Reputation: 559
Suppose I have a DataFrame such as:
col1 col2
0 1 A
1 2 B
2 6 A
3 5 C
4 9 C
5 3 A
6 5 B
And multiple lists such as:
list_1 = [1, 2, 4]
list_2 = [3, 8]
list_3 = [5, 6, 7, 9]
I can update the value of col2
depending on whether the value of col1
is included in a list, for example:
for i in list_1:
df.loc[df.col1 == i, 'col2'] = 'A'
for i in list_2:
df.loc[df.col1 == i, 'col2'] = 'B'
for i in list_3:
df.loc[df.col1 == i, 'col2'] = 'C'
However this is very slow. With a dataframe of 30,000 rows, and each list containing approx 5,000-10,000 items, it can take a long time to calculate, especially compared to other pandas operations. Is there a better (faster) way of doing this?
Upvotes: 5
Views: 2343
Reputation: 12068
I would suggest iterating through your lists with a dictionary using conditional updating:
# Create your update dictionary
col_dict = {
"A":[1, 2, 4],
"B":[3, 8],
"C":[5, 6, 7, 9]
}
# Iterate and update
for key, value in col_dict.items():
# key is the col name; value is the lookup list
df["col2"] = np.where(df["col1"].isin(value), key, df["col2"])
There is a concern of overwriting values – since a row can technically match multiple lists. How those updates are reconciled is not obvious.

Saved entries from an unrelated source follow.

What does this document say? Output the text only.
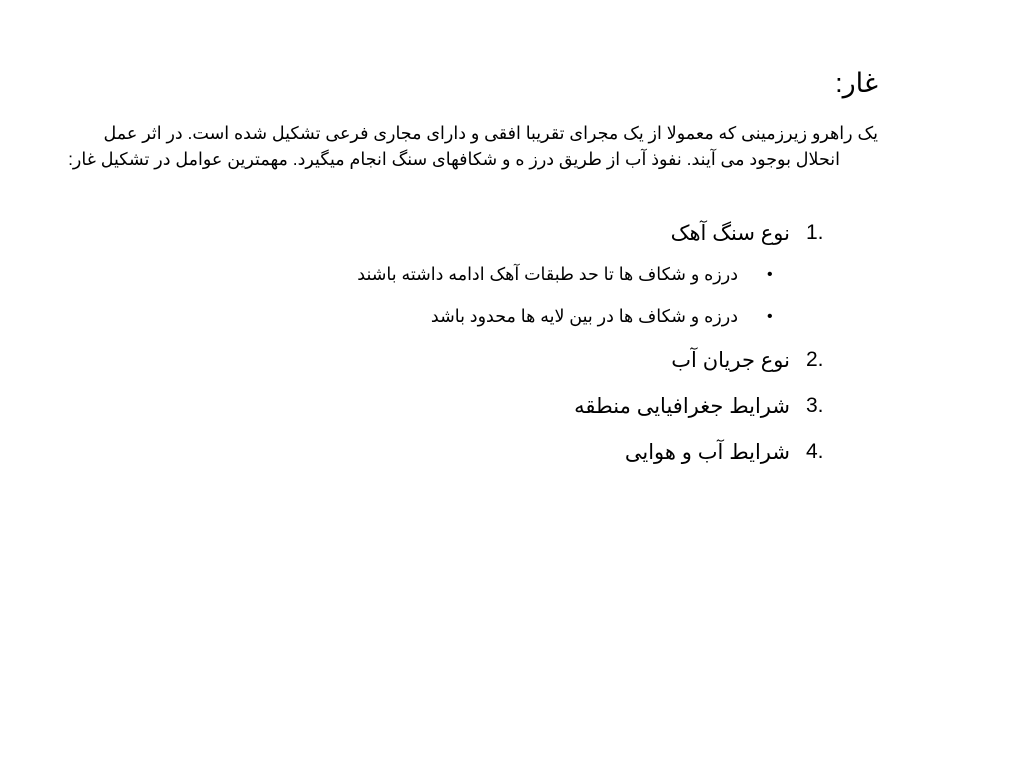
غار:
یک راهرو زیرزمینی که معمولا از یک مجرای تقریبا افقی و دارای مجاری فرعی تشکیل شده است. در اثر عمل انحلال بوجود می آیند. نفوذ آب از طریق درز ه و شکافهای سنگ انجام میگیرد. مهمترین عوامل در تشکیل غار:
1.
نوع سنگ آهک
•
درزه و شکاف ها تا حد طبقات آهک ادامه داشته باشند
•
درزه و شکاف ها در بین لایه ها محدود باشد
2.
نوع جریان آب
3.
شرایط جغرافیایی منطقه
4.
شرایط آب و هوایی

If rows don't match multiple keys, consider a dynamic programming approach where a running index of "unmatched" rows are used for each iteration, updating as your proceed so that the number of rows you're iterating through are fewer with each iteration.
Upvotes: 1
Reputation: 75080
You can use isin
with np.select
here:
df['col2'] = (np.select([df['col1'].isin(list_1),
df['col1'].isin(list_2),
df['col1'].isin(list_3)]
,['A','B','C']))
With Map
:
d = dict(zip(map(tuple,[list_1,list_2,list_3]),['A','B','C']))
df['col2'] = df['col1'].map({val: v for k,v in d.items() for val in k})
col1 col2
0 1 A
1 2 A
2 6 C
3 5 C
4 9 C
5 3 B
6 5 C
Upvotes: 6
Reputation: 19947
You can first convert the lists to dicts and then map to col1.
d1 = {k:'A' for k in list_1}
d2 = {k:'B' for k in list_2}
d3 = {k:'C' for k in list_3}
df['col2'] = (
df.col1.apply(lambda x: d1.get(x,x))
.combine_first(df.col1.apply(lambda x: d2.get(x,x)))
.combine_first(df.col1.apply(lambda x: d2.get(x,x)))
)
If there is no duplicates in the lists, you can make it even faster by merging them to a single dict:
d = {**{k:'A' for k in list_1},
**{k:'B' for k in list_2},
**{k:'C' for k in list_3}}
df['col2'] = df.col1.apply(lambda x: d.get(x,x))
Upvotes: 4